Survie

Mayotte : Valls m’a tuer !

rédigé le 3 septembre 2012 (mis en ligne le 2 novembre 2012) - Raphaël de Benito

« C’est avec une profonde tristesse que Manuel Valls, ministre de l’Intérieur, et Victorin Lurel, ministre des Outre-mer, ont appris le décès d’un nourrisson de deux mois » au centre de rétention administrative de Mayotte.

Dans son communiqué du 16 août, le gouvernement rappelle que la mère et l’enfant y avaient été admis (!) dans la nuit, après que la Marine nationale avait repéré une embarcation venant des Comores.

Les deux ministères « souhaitent préciser les circonstances de cette tragédie, dont les causes exactes restent encore à déterminer ». Le cynisme le dispute à l’hypocrisie puisque Mayotte n’est pas régie par le droit commun en matière de droit des étrangers.

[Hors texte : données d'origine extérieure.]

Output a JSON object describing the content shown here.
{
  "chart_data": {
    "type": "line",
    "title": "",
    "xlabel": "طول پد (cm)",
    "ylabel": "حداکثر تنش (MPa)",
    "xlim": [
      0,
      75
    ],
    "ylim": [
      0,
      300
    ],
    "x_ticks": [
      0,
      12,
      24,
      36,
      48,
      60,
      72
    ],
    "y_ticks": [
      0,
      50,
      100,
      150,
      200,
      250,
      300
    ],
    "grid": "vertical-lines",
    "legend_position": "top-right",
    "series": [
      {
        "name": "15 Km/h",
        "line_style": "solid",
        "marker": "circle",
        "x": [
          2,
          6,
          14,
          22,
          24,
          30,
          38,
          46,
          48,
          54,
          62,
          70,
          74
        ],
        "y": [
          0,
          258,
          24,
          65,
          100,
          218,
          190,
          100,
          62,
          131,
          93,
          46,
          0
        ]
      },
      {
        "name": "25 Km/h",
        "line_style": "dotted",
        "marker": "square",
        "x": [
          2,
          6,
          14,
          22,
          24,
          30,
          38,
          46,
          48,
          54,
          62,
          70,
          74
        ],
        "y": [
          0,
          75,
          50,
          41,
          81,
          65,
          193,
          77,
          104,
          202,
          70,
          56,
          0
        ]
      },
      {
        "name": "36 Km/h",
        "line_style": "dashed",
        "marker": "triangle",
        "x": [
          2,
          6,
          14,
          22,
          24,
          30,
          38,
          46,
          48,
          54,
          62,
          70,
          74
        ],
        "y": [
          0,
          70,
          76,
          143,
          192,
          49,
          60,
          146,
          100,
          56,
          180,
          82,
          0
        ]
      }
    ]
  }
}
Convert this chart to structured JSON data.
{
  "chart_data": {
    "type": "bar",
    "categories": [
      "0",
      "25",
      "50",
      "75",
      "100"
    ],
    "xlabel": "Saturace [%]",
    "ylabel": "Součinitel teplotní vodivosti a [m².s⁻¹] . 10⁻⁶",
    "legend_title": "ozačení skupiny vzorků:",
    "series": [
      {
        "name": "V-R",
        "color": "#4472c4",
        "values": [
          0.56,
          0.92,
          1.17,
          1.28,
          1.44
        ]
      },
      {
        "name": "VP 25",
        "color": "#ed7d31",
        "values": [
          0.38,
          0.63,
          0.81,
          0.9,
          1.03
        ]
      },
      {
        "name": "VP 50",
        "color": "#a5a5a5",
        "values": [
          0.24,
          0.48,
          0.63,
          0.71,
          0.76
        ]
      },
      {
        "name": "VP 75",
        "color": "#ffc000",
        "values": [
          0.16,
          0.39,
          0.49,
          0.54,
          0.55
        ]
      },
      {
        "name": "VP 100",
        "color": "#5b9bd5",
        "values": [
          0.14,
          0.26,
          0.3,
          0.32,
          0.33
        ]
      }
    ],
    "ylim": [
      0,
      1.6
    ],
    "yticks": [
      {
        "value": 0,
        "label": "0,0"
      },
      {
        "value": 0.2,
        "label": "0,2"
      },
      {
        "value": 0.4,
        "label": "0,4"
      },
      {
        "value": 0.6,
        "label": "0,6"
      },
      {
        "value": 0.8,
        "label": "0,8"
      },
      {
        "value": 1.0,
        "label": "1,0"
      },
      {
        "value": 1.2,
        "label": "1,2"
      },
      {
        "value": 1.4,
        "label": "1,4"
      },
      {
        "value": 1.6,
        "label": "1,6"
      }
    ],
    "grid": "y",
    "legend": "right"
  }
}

La circulaire Valls du 7 juillet recommandant d’assigner les familles de sans-papiers avec enfants à résidence plutôt que de les placer en rétention ne s’y applique pas. Une « exception » contre laquelle plusieurs associations avaient déposé une requête devant le Conseil d’État, qui l’a rejetée le 27 août. Selon la plus haute juridiction administrative, il est en effet « irrecevable » de demander que les lois soient les mêmes dans un territoire pourtant devenu un département de la République française il y a un an et demi.

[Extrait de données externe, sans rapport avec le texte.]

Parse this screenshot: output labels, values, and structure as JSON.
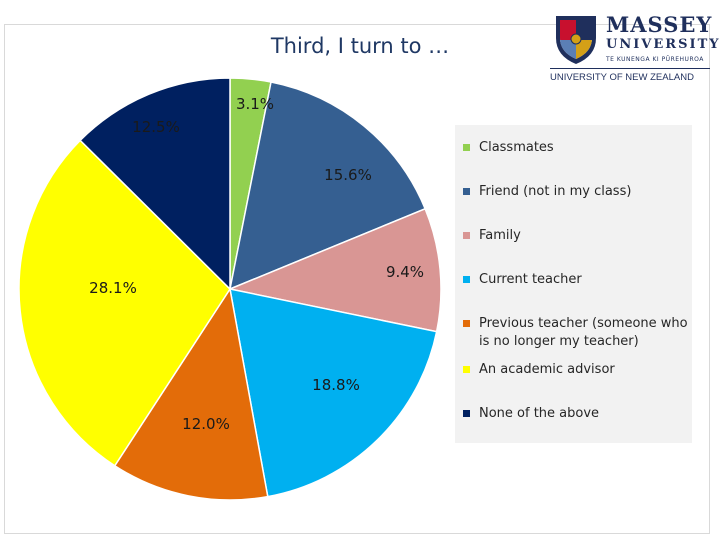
{
  "slide": {
    "title": "Third, I turn to …"
  },
  "logo": {
    "name": "MASSEY",
    "name2": "UNIVERSITY",
    "maori": "TE KUNENGA KI PŪREHUROA",
    "tagline": "UNIVERSITY OF NEW ZEALAND",
    "colors": {
      "navy": "#1f2f5c",
      "red": "#c8102e",
      "gold": "#d4a017"
    }
  },
  "chart_data": {
    "type": "pie",
    "title": "",
    "slices": [
      {
        "name": "Classmates",
        "value": 3.1,
        "label": "3.1%",
        "color": "#92d050"
      },
      {
        "name": "Friend (not in my class)",
        "value": 15.6,
        "label": "15.6%",
        "color": "#355f91"
      },
      {
        "name": "Family",
        "value": 9.4,
        "label": "9.4%",
        "color": "#d99694"
      },
      {
        "name": "Current teacher",
        "value": 18.8,
        "label": "18.8%",
        "color": "#00b0f0"
      },
      {
        "name": "Previous teacher (someone who is no longer my teacher)",
        "value": 12.0,
        "label": "12.0%",
        "color": "#e36c09"
      },
      {
        "name": "An academic advisor",
        "value": 28.1,
        "label": "28.1%",
        "color": "#ffff00"
      },
      {
        "name": "None of the above",
        "value": 12.5,
        "label": "12.5%",
        "color": "#002060"
      }
    ],
    "legend_position": "right",
    "start_angle_deg": 0,
    "direction": "clockwise"
  }
}
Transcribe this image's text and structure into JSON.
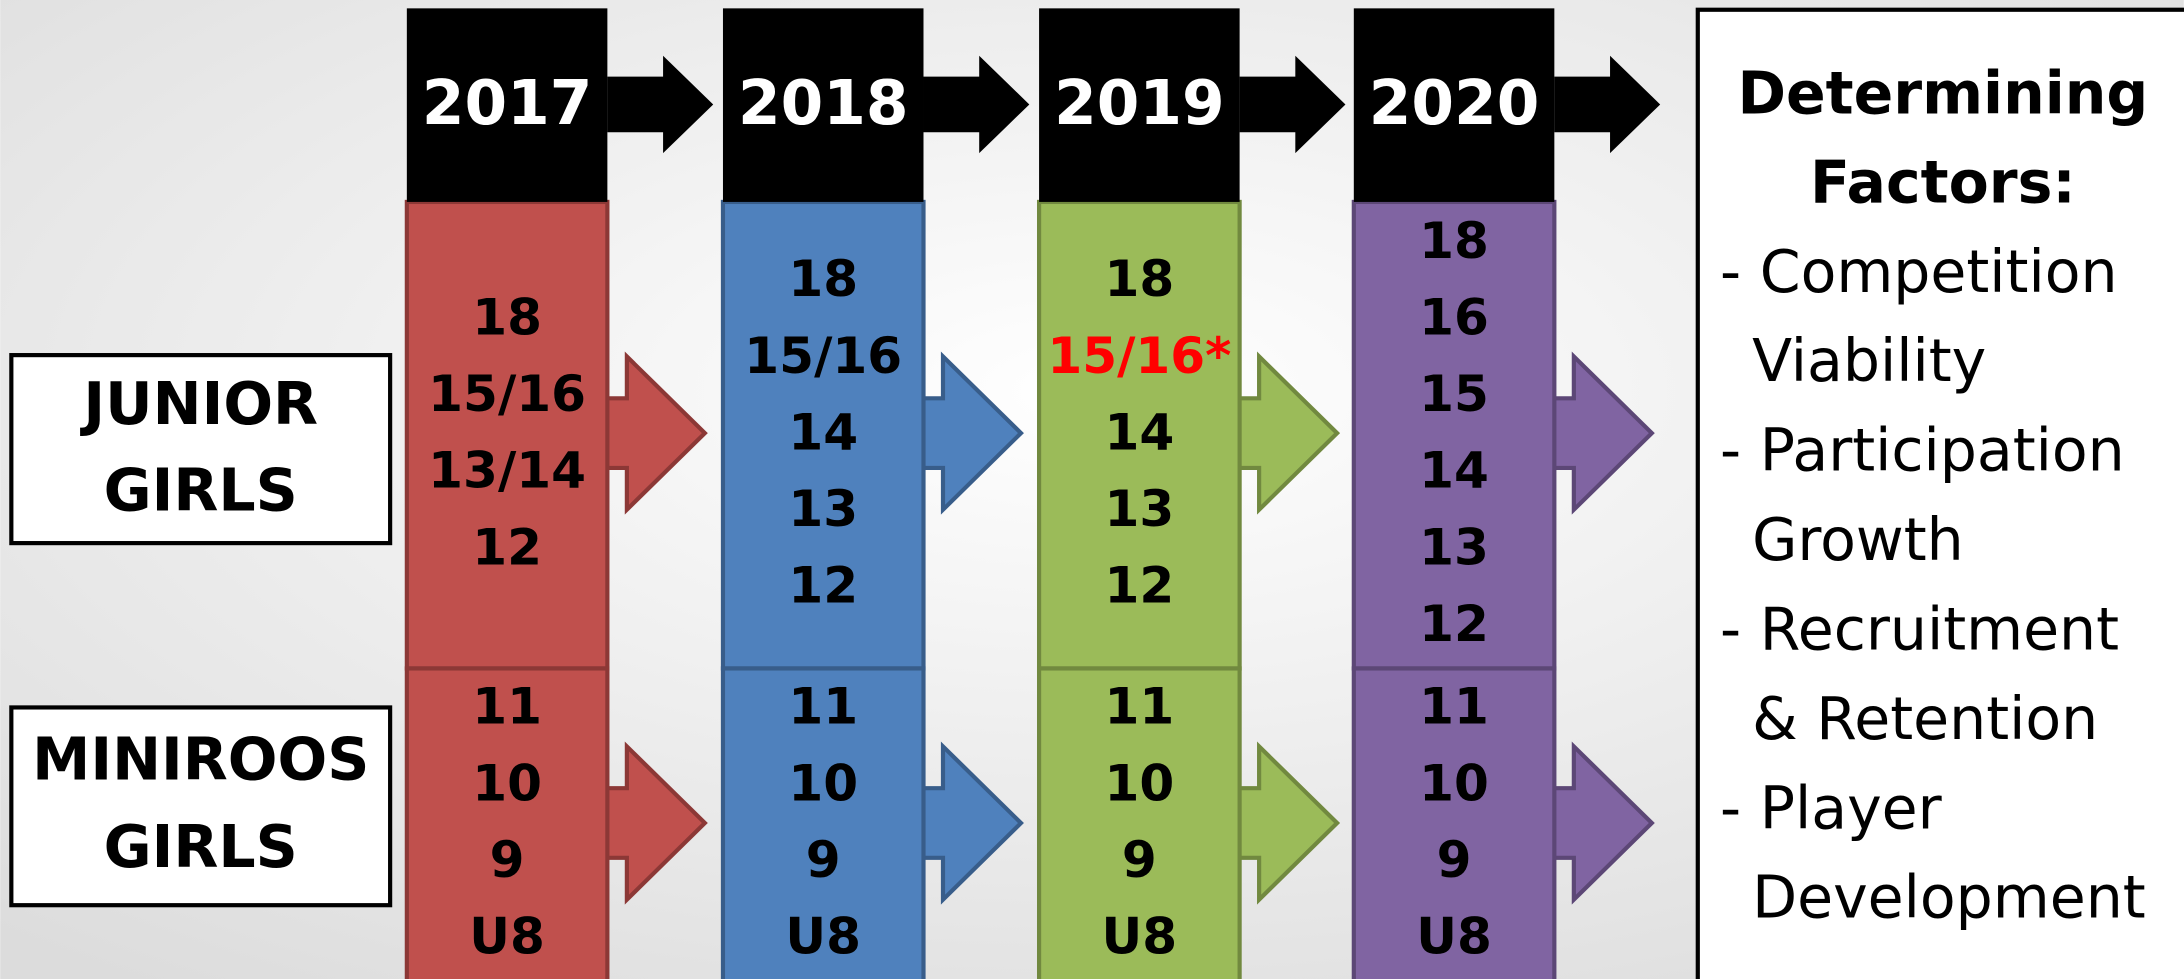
{
  "columns": [
    {
      "year": "2017",
      "color": "#c0504d",
      "border": "#8c3836",
      "junior": [
        "18",
        "15/16",
        "13/14",
        "12"
      ],
      "miniroos": [
        "11",
        "10",
        "9",
        "U8"
      ]
    },
    {
      "year": "2018",
      "color": "#4f81bd",
      "border": "#385d8a",
      "junior": [
        "18",
        "15/16",
        "14",
        "13",
        "12"
      ],
      "miniroos": [
        "11",
        "10",
        "9",
        "U8"
      ]
    },
    {
      "year": "2019",
      "color": "#9bbb59",
      "border": "#71893f",
      "junior": [
        "18",
        {
          "text": "15/16*",
          "color": "#ff0000"
        },
        "14",
        "13",
        "12"
      ],
      "miniroos": [
        "11",
        "10",
        "9",
        "U8"
      ]
    },
    {
      "year": "2020",
      "color": "#8064a2",
      "border": "#5c4776",
      "junior": [
        "18",
        "16",
        "15",
        "14",
        "13",
        "12"
      ],
      "miniroos": [
        "11",
        "10",
        "9",
        "U8"
      ]
    }
  ],
  "row_labels": [
    {
      "lines": [
        "JUNIOR",
        "GIRLS"
      ]
    },
    {
      "lines": [
        "MINIROOS",
        "GIRLS"
      ]
    }
  ],
  "factors": {
    "title": [
      "Determining",
      "Factors:"
    ],
    "items": [
      "- Competition",
      "Viability",
      "- Participation",
      "Growth",
      "- Recruitment",
      "& Retention",
      "- Player",
      "Development"
    ]
  }
}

La réalité est qu’un nourrisson de huit semaines n’a rien à faire dans un centre surpeuplé connu pour son insalubrité. L’humanité la plus élémentaire, tuée sans doute par l’application bête et mécanique d’une circulaire ministérielle, commandait de le protéger dans un service pédiatrique.

S’il y a donc des « causes exactes encore à déterminer », il faut aller les chercher au ministère de l’Intérieur, noyé dans le chagrin.

La mort tragique d’un nourrisson, migrant illégal sans-papier est malheureusement l’illustration de l’impasse invraisemblable dans laquelle se trouve le territoire de Mayotte. Le résultat de plusieurs décennies d’une politique désastreuse consistant à se maintenir illégalement à Mayotte.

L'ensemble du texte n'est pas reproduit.